License plates have been around seemingly forever, police in Paris requiring motorists to register their vehicles only a few years after Carl Benz built what is generally credited as the first true automobile. And personalized “vanity” plates are a common site. But Reviver’s RPlate and RPlate Pro technology takes things to a new level. Among the features:
- Motorists can renew their registrations through the Reviver app and the plates are automatically updated;
- The plates offer numerous customization options beyond displaying the normal vanity message. A driver can add a customized banner message, as well, and the plate can be programmed to switch between light and dark modes;
- Reviver also can trigger safety messages, such as Amber Alerts;
- And the RPlate Pro adds tracking features using a built-in GPS-based transponder.

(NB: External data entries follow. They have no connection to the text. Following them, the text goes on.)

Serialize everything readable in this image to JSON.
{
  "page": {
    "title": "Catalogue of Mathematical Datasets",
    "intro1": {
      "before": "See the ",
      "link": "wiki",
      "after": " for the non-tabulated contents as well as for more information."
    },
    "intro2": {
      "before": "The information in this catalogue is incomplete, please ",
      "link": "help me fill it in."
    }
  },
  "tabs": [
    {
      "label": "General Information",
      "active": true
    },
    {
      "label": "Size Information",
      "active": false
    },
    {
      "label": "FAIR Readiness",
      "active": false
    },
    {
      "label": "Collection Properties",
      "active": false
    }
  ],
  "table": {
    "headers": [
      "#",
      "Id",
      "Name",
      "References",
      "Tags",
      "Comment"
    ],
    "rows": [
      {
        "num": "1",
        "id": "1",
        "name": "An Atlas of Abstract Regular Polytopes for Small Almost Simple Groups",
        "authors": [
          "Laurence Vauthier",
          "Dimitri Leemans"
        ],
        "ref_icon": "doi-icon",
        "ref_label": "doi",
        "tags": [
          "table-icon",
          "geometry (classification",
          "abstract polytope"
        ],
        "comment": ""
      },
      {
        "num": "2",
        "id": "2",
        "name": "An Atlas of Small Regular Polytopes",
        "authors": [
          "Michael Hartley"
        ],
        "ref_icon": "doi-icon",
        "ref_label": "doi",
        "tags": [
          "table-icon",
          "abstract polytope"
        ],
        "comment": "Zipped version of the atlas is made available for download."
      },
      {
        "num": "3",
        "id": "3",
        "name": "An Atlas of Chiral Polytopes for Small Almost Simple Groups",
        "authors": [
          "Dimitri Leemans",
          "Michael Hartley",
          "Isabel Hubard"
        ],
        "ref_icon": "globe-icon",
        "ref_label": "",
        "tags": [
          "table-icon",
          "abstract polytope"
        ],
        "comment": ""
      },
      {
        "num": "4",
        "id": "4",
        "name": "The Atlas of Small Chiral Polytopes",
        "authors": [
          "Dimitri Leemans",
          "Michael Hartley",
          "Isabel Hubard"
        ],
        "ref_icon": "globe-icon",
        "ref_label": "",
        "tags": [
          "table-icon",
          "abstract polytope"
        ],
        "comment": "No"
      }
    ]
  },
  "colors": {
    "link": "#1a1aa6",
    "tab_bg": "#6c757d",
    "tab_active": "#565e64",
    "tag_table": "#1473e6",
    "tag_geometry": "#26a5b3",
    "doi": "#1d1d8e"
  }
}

That could prove particularly useful for fleet operators looking to track their vehicles, though private owners also might find it useful to locate a vehicle in a crowded parking lot, or if it were stolen, using the Reviver app.
A hefty fee
Traditional license plates aren’t necessarily inexpensive, some states charging hundreds of dollars to register a vehicle each year. Reviver tacks on a fee of its own, and it isn’t cheap.
The RPlate goes for $861.60 for a four-year subscription, or $215.40 annually. That jumps to $957.60 if you prefer to pay on a monthly basis. The basic mode is battery-powered. The RPlate Pro’s added technology requires being hardwired, the company charging $150 for installation. And an owner then forks out anywhere from $1,101.60 to $1,197.60, depending on whether they pay up front or on a monthly basis.
Oh, and as Autoblog points out, should you fail to pay up, the plate will display “INVALID,” likely getting quick attention from the first police cruiser you pass by.
More states could follow
California was the first state to approve the use of digital license plates in 2018, Arizona following a year later. Michigan becomes third and says the technology will be available at a numerous of Secretary of State offices. And Reviver is heavily incentivizing dealers to offer the technology, as well.
“Drivers deserve a modern licensing solution that works for the way we live today,” said Neville Boston, Reviver’s co-founder and Chief Strategy Officer, in a statement announcing Michigan’s approval of the digital plates
Texas is the fourth state where the digital plate has been approved – though only for commercial vehicles at this point. But Reviver says others could begin lining up.
Plans are in various stages of adoption,” it claims, in “more than 10 additional U.S. states.” Florida and Colorado have already begun taking the necessary steps towards authorization.
A long history
License plates have evolved significantly since France first required motorists to register their vehicles in August 1893. Germany followed three years later.
In the U.S., New York became the first state to require some sort of visible owner registration in 1903, specifying only that a plate show black numerals on a white background. It was the owner’s responsibility to come up with the plate itself. And it was common to make them out of leather or wood, as well as metal. Later that year, Massachusetts became the first state to actually provide official plates to motorists.
But an even more significant development took another 25 years. It wasn’t until 1928 that Idaho put a logo on its plate, promoting the “Idaho Potato.” Today, that’s the norm, while most states also allow motorists to order personalized plates for as much as an $80 fee. And while such “vanity” plates might seem a distinctly California phenomenon, 16.2% of Virginia motorists opt for these, the highest level in the U.S. The Golden State isn’t even in the top 10.